Avenir Suisse est le nom d'un think tank financé par une partie des milieux économiques et qui tient plus du tank que du think, au point qu'on hésite beaucoup à lui accorder la traduction française de «boîte à idées» ou de «groupe de réflexion».

Il y a essentiellement deux façons de se faire remarquer. Ou bien l'on dit des choses originales; ou bien l'on répète ce que tout le monde dit, mais sur un ton choquant et grossier. Avenir Suisse tente maladroitement de combiner ces deux techniques. Ses cerveaux tempétueux ne se gênent pas de lancer de temps à autre quelques idées à contre-courant qui ont le charme de faire crousser nos bonnes âmes écolo-gauchistes (ce qui ne suffit encore pas à démontrer la pertinence de ces propositions généralement très ultra-libérales). Mais lorsqu'il s'agit de snober les cantons, de mépriser leur petitesse et de réclamer leur redécoupage sur une base purement géométrique et statistique, les penseurs des entreprises rejoignent joyeusement ceux du collectivisme, de l'assistanat social et des petites fleurs: centralisons en chœur et supprimons ces communautés trop compliquées pour entrer dans la grille de lecture de l'Avenir (Suisse) radieux.
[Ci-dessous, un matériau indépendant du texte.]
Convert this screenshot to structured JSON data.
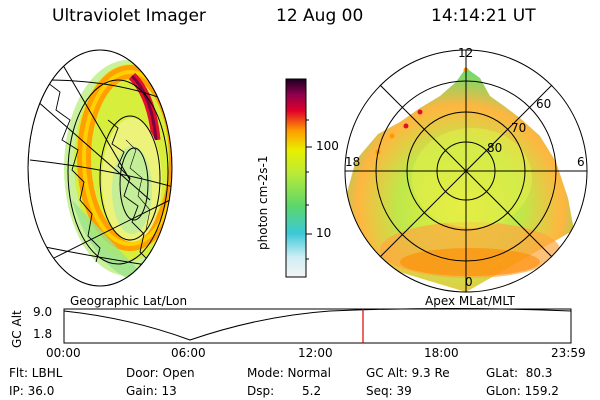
{
  "header": {
    "instrument": "Ultraviolet Imager",
    "date": "12 Aug 00",
    "time": "14:14:21 UT"
  },
  "colorbar": {
    "unit_label": "photon cm-2s-1",
    "ticks": [
      "100",
      "10"
    ]
  },
  "left_panel": {
    "caption": "Geographic Lat/Lon"
  },
  "right_panel": {
    "caption": "Apex MLat/MLT",
    "mlt_labels": [
      "12",
      "18",
      "6",
      "0"
    ],
    "mlat_labels": [
      "60",
      "70",
      "80"
    ]
  },
  "altitude_plot": {
    "ylabel": "GC Alt",
    "yticks": [
      "9.0",
      "1.8"
    ],
    "xticks": [
      "00:00",
      "06:00",
      "12:00",
      "18:00",
      "23:59"
    ],
    "marker_time": "14:14"
  },
  "footer": {
    "flt": "Flt: LBHL",
    "ip": "IP: 36.0",
    "door": "Door: Open",
    "gain": "Gain: 13",
    "mode": "Mode: Normal",
    "dsp_label": "Dsp:",
    "dsp_value": "5.2",
    "gc_alt": "GC Alt: 9.3 Re",
    "seq": "Seq: 39",
    "glat": "GLat:  80.3",
    "glon": "GLon: 159.2"
  },
  "colors": {
    "marker": "#e00000",
    "bar_top": "#1a0020",
    "bar_red": "#e0002a",
    "bar_orange": "#ff9a00",
    "bar_yellow": "#e9f000",
    "bar_green": "#5cd66a",
    "bar_cyan": "#3cc8d8",
    "bar_bottom": "#f4f4f4"
  }
}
Encore faut-il trouver les mots pour le dire plus vilainement que les autres. Dans une publication de l'administration fédérale militant pour le renforcement du pouvoir des villes (c'est-à-dire pour la domination des urbains éclairés et progressistes sur les indécrottables bouseux passéistes), un jeune commis d'Avenir Suisse, licencié en sciences politiques (ce qui explique qu'il ne comprenne rien à notre organisation politique), s'est ainsi fendu d'une déclaration toute en finesse: «Pour que la majorité politique effective puisse s'imposer vis-à-vis des tout petits cantons un peu folkloriques (sic!), il faut renforcer la position des villes au niveau national (re-sic!).»

On n'a pas entendu les gouvernements des «tout petits cantons un peu folkloriques» manifester leur indignation ou réclamer des excuses pour ces propos outranciers. Qu'en pensent les entreprises qui sont allées s'établir dans le «tout petit canton un peu folklorique» de Zoug, et qui contribuent sans doute au financement d'Avenir Suisse?